I really like your blog. I didn’t get why someone was just giving advice, but I have now seen that you’re doing a great thing here and I like that you mix in your own stuff once in awhile. It’s a nice break from the usual.
Anyway, I have a problem that I’d like to see if you can help me with. I was in love with a guy for a year, then he cheated on me. It was just a kiss, but you said that you feel that’s still cheating and so do I. He said I blew it out of proportion but he’d never do it again. THEN, he has all of these girl “friends” that suddenly pop up and want to spend all of this time with him, or they show up while he’s out with his guys, and they all make moves on him. He has told me this, and how he has fended them off, and yet he continues to be friends with them. Also, when we had the first argument about cheating, I asked him to promise that he wouldn’t cheat again and he said he couldn’t because he “is human”..but then said he’d try really hard.

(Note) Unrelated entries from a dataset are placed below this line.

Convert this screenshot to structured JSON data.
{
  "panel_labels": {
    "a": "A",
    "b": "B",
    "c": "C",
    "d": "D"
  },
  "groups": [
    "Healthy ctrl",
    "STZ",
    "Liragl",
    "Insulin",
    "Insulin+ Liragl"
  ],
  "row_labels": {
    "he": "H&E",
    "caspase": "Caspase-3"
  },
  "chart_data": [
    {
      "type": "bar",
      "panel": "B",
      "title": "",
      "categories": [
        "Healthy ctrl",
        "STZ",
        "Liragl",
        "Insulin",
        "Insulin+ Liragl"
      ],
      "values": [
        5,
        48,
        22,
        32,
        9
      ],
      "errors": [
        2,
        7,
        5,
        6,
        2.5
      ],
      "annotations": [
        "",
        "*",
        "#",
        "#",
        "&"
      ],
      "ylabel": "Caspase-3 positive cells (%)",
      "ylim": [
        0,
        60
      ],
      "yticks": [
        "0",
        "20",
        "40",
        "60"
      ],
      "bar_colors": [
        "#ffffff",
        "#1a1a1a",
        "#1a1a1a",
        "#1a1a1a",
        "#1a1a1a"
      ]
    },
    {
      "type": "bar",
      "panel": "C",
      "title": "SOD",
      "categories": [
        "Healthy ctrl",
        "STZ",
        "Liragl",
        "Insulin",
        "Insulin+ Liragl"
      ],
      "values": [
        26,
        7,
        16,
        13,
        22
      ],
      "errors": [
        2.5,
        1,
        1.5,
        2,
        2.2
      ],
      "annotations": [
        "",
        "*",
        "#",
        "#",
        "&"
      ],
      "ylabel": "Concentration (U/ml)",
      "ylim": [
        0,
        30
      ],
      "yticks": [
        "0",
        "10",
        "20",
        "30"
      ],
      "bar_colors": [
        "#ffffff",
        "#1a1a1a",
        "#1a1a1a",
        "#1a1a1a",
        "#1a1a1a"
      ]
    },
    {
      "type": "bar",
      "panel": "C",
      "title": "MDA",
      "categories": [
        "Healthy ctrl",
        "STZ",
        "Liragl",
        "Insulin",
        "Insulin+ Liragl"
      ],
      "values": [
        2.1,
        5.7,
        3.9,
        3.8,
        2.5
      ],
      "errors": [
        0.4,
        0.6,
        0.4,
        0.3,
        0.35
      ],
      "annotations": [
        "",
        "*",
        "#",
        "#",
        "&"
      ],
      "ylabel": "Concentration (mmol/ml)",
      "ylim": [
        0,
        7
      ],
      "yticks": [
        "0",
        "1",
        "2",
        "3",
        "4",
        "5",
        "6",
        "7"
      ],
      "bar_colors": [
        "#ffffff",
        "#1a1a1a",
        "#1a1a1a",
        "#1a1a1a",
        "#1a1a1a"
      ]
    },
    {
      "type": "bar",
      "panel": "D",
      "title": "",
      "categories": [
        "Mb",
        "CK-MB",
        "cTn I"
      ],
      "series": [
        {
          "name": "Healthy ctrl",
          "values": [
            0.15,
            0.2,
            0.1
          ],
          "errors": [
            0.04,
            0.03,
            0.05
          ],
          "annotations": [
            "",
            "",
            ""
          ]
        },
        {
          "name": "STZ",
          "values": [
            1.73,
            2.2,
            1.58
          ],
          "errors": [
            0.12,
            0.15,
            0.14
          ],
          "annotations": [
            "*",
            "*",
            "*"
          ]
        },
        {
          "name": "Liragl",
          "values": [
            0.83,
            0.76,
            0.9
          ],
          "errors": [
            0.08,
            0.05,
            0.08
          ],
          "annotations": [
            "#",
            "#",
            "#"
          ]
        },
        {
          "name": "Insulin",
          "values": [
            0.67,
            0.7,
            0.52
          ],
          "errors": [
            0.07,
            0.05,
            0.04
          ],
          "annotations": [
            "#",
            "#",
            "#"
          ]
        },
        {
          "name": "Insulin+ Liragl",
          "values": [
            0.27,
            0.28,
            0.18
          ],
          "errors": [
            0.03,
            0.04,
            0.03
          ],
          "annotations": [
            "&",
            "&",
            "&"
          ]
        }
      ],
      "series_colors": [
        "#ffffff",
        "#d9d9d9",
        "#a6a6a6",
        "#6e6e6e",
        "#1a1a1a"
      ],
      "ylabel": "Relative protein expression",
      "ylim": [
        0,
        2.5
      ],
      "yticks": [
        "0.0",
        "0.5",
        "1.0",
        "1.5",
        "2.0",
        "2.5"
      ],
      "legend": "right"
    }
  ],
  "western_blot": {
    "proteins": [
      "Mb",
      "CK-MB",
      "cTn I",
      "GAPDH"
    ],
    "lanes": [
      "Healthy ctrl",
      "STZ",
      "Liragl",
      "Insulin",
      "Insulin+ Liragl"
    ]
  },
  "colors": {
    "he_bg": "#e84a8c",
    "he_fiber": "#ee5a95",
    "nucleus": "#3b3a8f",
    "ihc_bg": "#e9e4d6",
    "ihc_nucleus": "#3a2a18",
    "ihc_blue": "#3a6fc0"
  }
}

When I get upset that he’s hanging out with all of these girls, he blows up and says I am being jealous and that I need to relax. Am I the “jealous girlfriend”? Should I be more relaxed? Help!
You seem to have every reason to be jealous here Paula, though how you express it may be the issue. The important part with any disagreement is to remain calm. It may be difficult, but it’s a necessity if you want a productive discussion.
I have been reading your letter several times today and I feel there is something going on behind your back. The girls that just pop up and want all of this time with him, the girls showing up ONLY when he’s out with his guys, and the boyfriend “fending them off” all seem like red flags that your boyfriend isn’t being faithful. I am sure most people would agree with that.
Now sometimes friends come and go, but they are respectful of you and your relationships (or at least they should be). They should also NOT be making a move on your boyfriend and you have every right to ask your boyfriend not to see those people anymore if it makes you uncomfortable. The part that really bothers me is the women showing up while he’s out with guys and his story about “fending them off”. I am guessing you’ll see some lipstick, glitter, or smell a woman on him the times that he is using that lame excuse. He isn’t fending them off…he’s just telling you he is because it’s easier to have to a little mad than to have you blowing up because he cheated.
I’d say it’s about time you stop putting yourself through this. Cheating is a vile thing and most relationships still in early stages don’t ever recover from it. If jealousy has come up on several occasions, it’s time to let him go. You deserve more than what you’re getting.